Artists frame solutions to myriad problems

If you’re looking for works by Penn artists only in museums and galleries, then you’re missing out.

Beyond display cases and gallery walls, Graduate School of Fine Arts faculty and students are exercising their aesthetic sensibilities in the most unexpected places.

Take Joshua Mosley, assistant professor of animation and digital media, and his Digital Media Design students, for example. They have joined hands with Barry Silverman, professor of systems engineering, who is also affiliated with the School of Medicine and Wharton, to design Heart Sense, an interactive video game that clues players in on heart attack symptoms. Students working on the project have designed fonts and logos for the game and are even recording the characters’ voices.

The University’s Digital Media Design program—a collaboration between GSFA, the School of Engineering and Applied Science and the Annenberg School for Communication—is only one of the ways Penn artists are making an impact in the real world. Another initiative, Penn Praxis, lets students do work for real clients, both within and outside the University, under the direction of GSFA faculty.

“What we’ve got is the fine arts doing things that engage with the world, making real products and real things,” said Gary Hack, dean of GSFA.

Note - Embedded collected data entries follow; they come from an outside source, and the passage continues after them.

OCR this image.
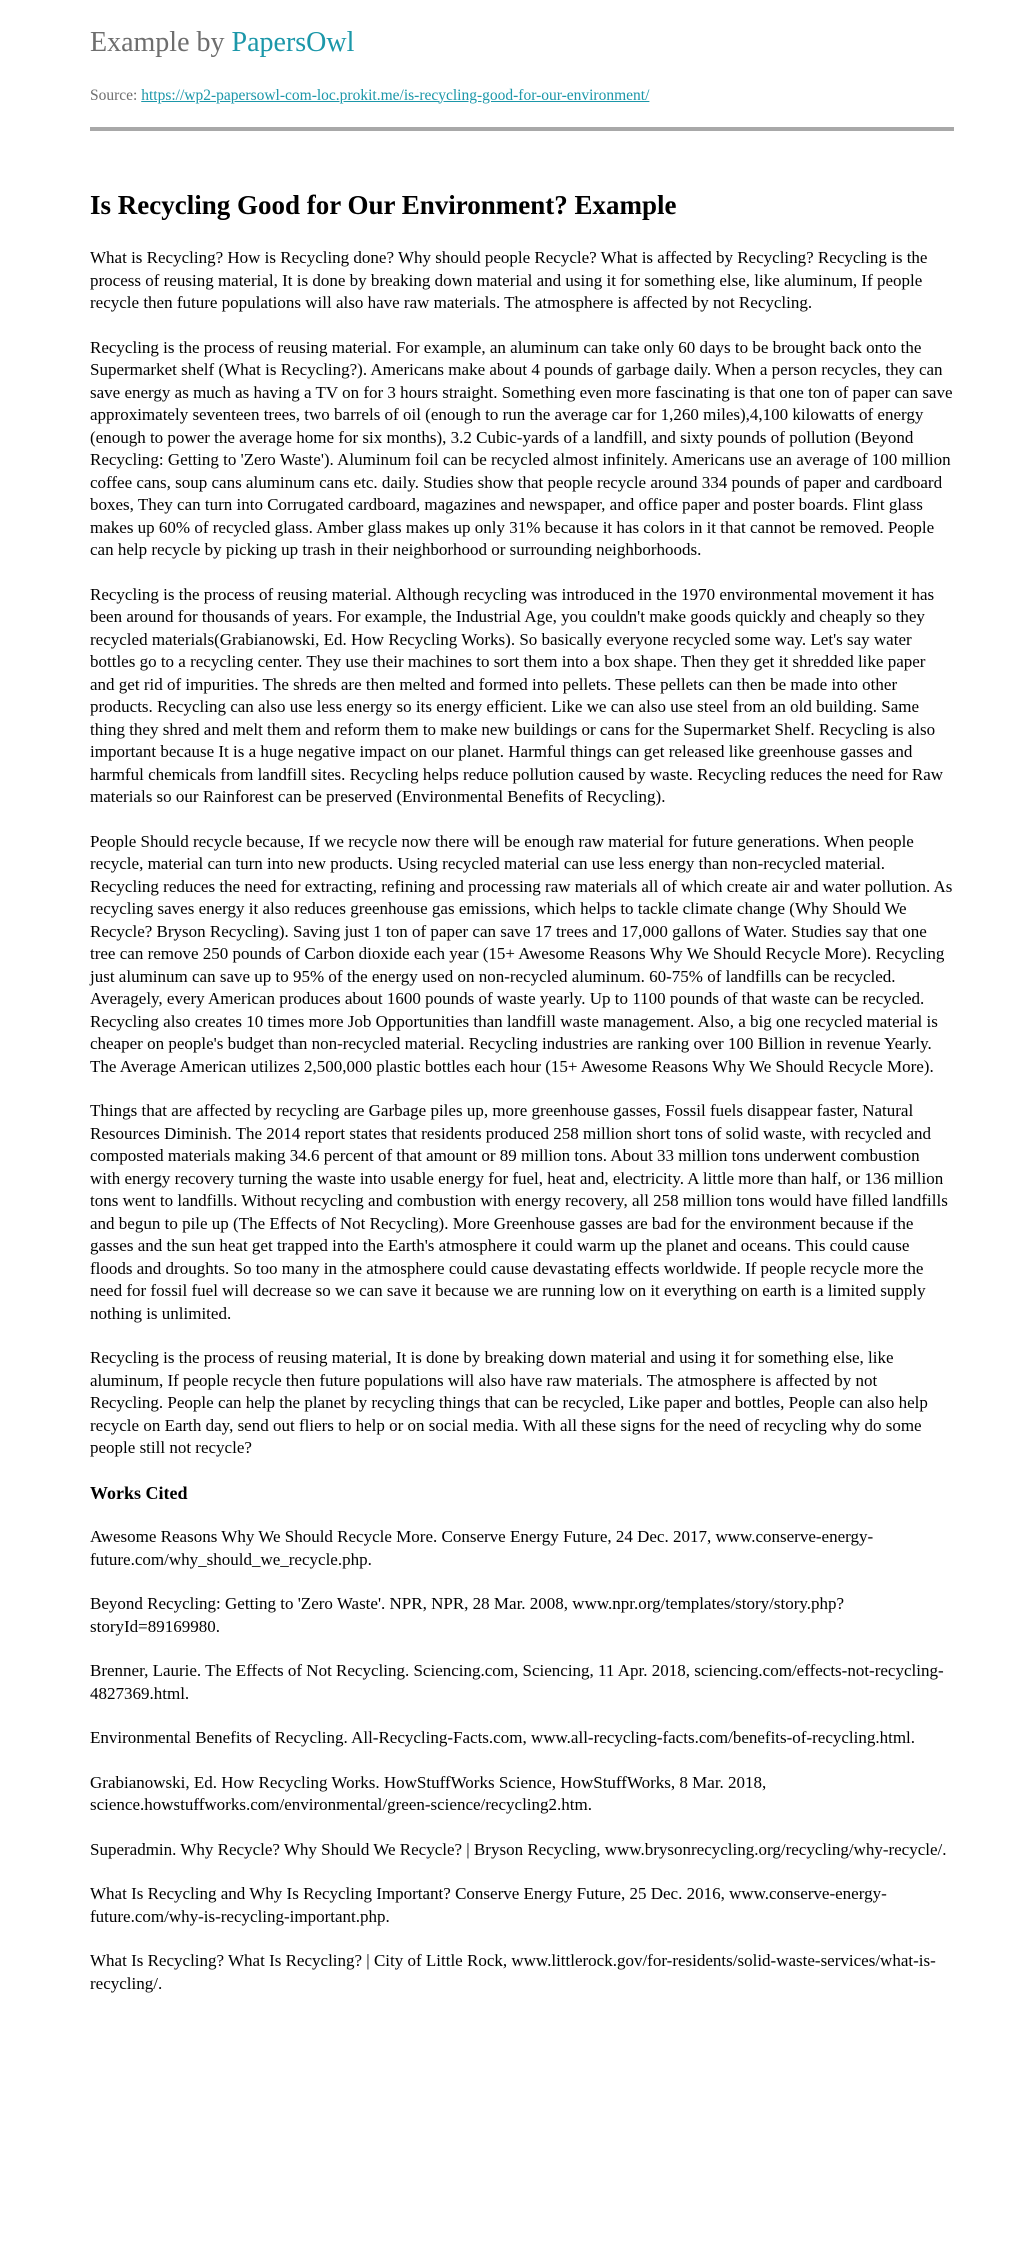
Example by PapersOwl
Source: https://wp2-papersowl-com-loc.prokit.me/is-recycling-good-for-our-environment/
Is Recycling Good for Our Environment? Example

What is Recycling? How is Recycling done? Why should people Recycle? What is affected by Recycling? Recycling is the process of reusing material, It is done by breaking down material and using it for something else, like aluminum, If people recycle then future populations will also have raw materials. The atmosphere is affected by not Recycling.

Recycling is the process of reusing material. For example, an aluminum can take only 60 days to be brought back onto the Supermarket shelf (What is Recycling?). Americans make about 4 pounds of garbage daily. When a person recycles, they can save energy as much as having a TV on for 3 hours straight. Something even more fascinating is that one ton of paper can save approximately seventeen trees, two barrels of oil (enough to run the average car for 1,260 miles),4,100 kilowatts of energy (enough to power the average home for six months), 3.2 Cubic-yards of a landfill, and sixty pounds of pollution (Beyond Recycling: Getting to 'Zero Waste'). Aluminum foil can be recycled almost infinitely. Americans use an average of 100 million coffee cans, soup cans aluminum cans etc. daily. Studies show that people recycle around 334 pounds of paper and cardboard boxes, They can turn into Corrugated cardboard, magazines and newspaper, and office paper and poster boards. Flint glass makes up 60% of recycled glass. Amber glass makes up only 31% because it has colors in it that cannot be removed. People can help recycle by picking up trash in their neighborhood or surrounding neighborhoods.

Recycling is the process of reusing material. Although recycling was introduced in the 1970 environmental movement it has been around for thousands of years. For example, the Industrial Age, you couldn't make goods quickly and cheaply so they recycled materials(Grabianowski, Ed. How Recycling Works). So basically everyone recycled some way. Let's say water bottles go to a recycling center. They use their machines to sort them into a box shape. Then they get it shredded like paper and get rid of impurities. The shreds are then melted and formed into pellets. These pellets can then be made into other products. Recycling can also use less energy so its energy efficient. Like we can also use steel from an old building. Same thing they shred and melt them and reform them to make new buildings or cans for the Supermarket Shelf. Recycling is also important because It is a huge negative impact on our planet. Harmful things can get released like greenhouse gasses and harmful chemicals from landfill sites. Recycling helps reduce pollution caused by waste. Recycling reduces the need for Raw materials so our Rainforest can be preserved (Environmental Benefits of Recycling).

People Should recycle because, If we recycle now there will be enough raw material for future generations. When people recycle, material can turn into new products. Using recycled material can use less energy than non-recycled material. Recycling reduces the need for extracting, refining and processing raw materials all of which create air and water pollution. As recycling saves energy it also reduces greenhouse gas emissions, which helps to tackle climate change (Why Should We Recycle? Bryson Recycling). Saving just 1 ton of paper can save 17 trees and 17,000 gallons of Water. Studies say that one tree can remove 250 pounds of Carbon dioxide each year (15+ Awesome Reasons Why We Should Recycle More). Recycling just aluminum can save up to 95% of the energy used on non-recycled aluminum. 60-75% of landfills can be recycled. Averagely, every American produces about 1600 pounds of waste yearly. Up to 1100 pounds of that waste can be recycled. Recycling also creates 10 times more Job Opportunities than landfill waste management. Also, a big one recycled material is cheaper on people's budget than non-recycled material. Recycling industries are ranking over 100 Billion in revenue Yearly. The Average American utilizes 2,500,000 plastic bottles each hour (15+ Awesome Reasons Why We Should Recycle More).

Things that are affected by recycling are Garbage piles up, more greenhouse gasses, Fossil fuels disappear faster, Natural Resources Diminish. The 2014 report states that residents produced 258 million short tons of solid waste, with recycled and composted materials making 34.6 percent of that amount or 89 million tons. About 33 million tons underwent combustion with energy recovery turning the waste into usable energy for fuel, heat and, electricity. A little more than half, or 136 million tons went to landfills. Without recycling and combustion with energy recovery, all 258 million tons would have filled landfills and begun to pile up (The Effects of Not Recycling). More Greenhouse gasses are bad for the environment because if the gasses and the sun heat get trapped into the Earth's atmosphere it could warm up the planet and oceans. This could cause floods and droughts. So too many in the atmosphere could cause devastating effects worldwide. If people recycle more the need for fossil fuel will decrease so we can save it because we are running low on it everything on earth is a limited supply nothing is unlimited.

Recycling is the process of reusing material, It is done by breaking down material and using it for something else, like aluminum, If people recycle then future populations will also have raw materials. The atmosphere is affected by not Recycling. People can help the planet by recycling things that can be recycled, Like paper and bottles, People can also help recycle on Earth day, send out fliers to help or on social media. With all these signs for the need of recycling why do some people still not recycle?

Works Cited

Awesome Reasons Why We Should Recycle More. Conserve Energy Future, 24 Dec. 2017, www.conserve-energy-future.com/why_should_we_recycle.php.

Beyond Recycling: Getting to 'Zero Waste'. NPR, NPR, 28 Mar. 2008, www.npr.org/templates/story/story.php?storyId=89169980.

Brenner, Laurie. The Effects of Not Recycling. Sciencing.com, Sciencing, 11 Apr. 2018, sciencing.com/effects-not-recycling-4827369.html.

Environmental Benefits of Recycling. All-Recycling-Facts.com, www.all-recycling-facts.com/benefits-of-recycling.html.

Grabianowski, Ed. How Recycling Works. HowStuffWorks Science, HowStuffWorks, 8 Mar. 2018, science.howstuffworks.com/environmental/green-science/recycling2.htm.

Superadmin. Why Recycle? Why Should We Recycle? | Bryson Recycling, www.brysonrecycling.org/recycling/why-recycle/.

What Is Recycling and Why Is Recycling Important? Conserve Energy Future, 25 Dec. 2016, www.conserve-energy-future.com/why-is-recycling-important.php.

What Is Recycling? What Is Recycling? | City of Little Rock, www.littlerock.gov/for-residents/solid-waste-services/what-is-recycling/.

Lauren Churchman, who currently teaches a Penn Praxis graphics studio course called Practicum, said, “It’s absolutely hands-on. Part of the requirement for taking on clients is that they have a tangible project, something the students can put in their portfolios.” Churchman’s students are helping the Penn Alexander School design signage to enhance the school’s environmental curriculum. They are also working with the Office of the University Architect, offering concepts for the train trestle over South and Walnut streets that now carries Penn’s name and arms in white lettering on blue background.

Churchman said the course is a plus for community-based, nonprofit clients, who have a need for design solutions but often no budget for it.

GSFA’s reach into the larger world also spans several continents. In another Penn Praxis project, landscape students will advise the city of Taipei on how to improve its image. This is in addition to the school’s normal study abroad program, which offers as many as six opportunities per semester to do work internationally, said Hack.

And while the school excels in the traditional elements of art—painting, sculpture and photography, to name a few—Hack said art education at Penn is unique because it offers students so many interdisciplinary opportunities.

“I wouldn’t want to do an advertising design program alone. I’d only want to do it with Wharton,” he said. “I wouldn’t want to do a product design program on our own steam. We can do it uniquely with Mechanical Engineering. I think the real potential is for boundary crossing.”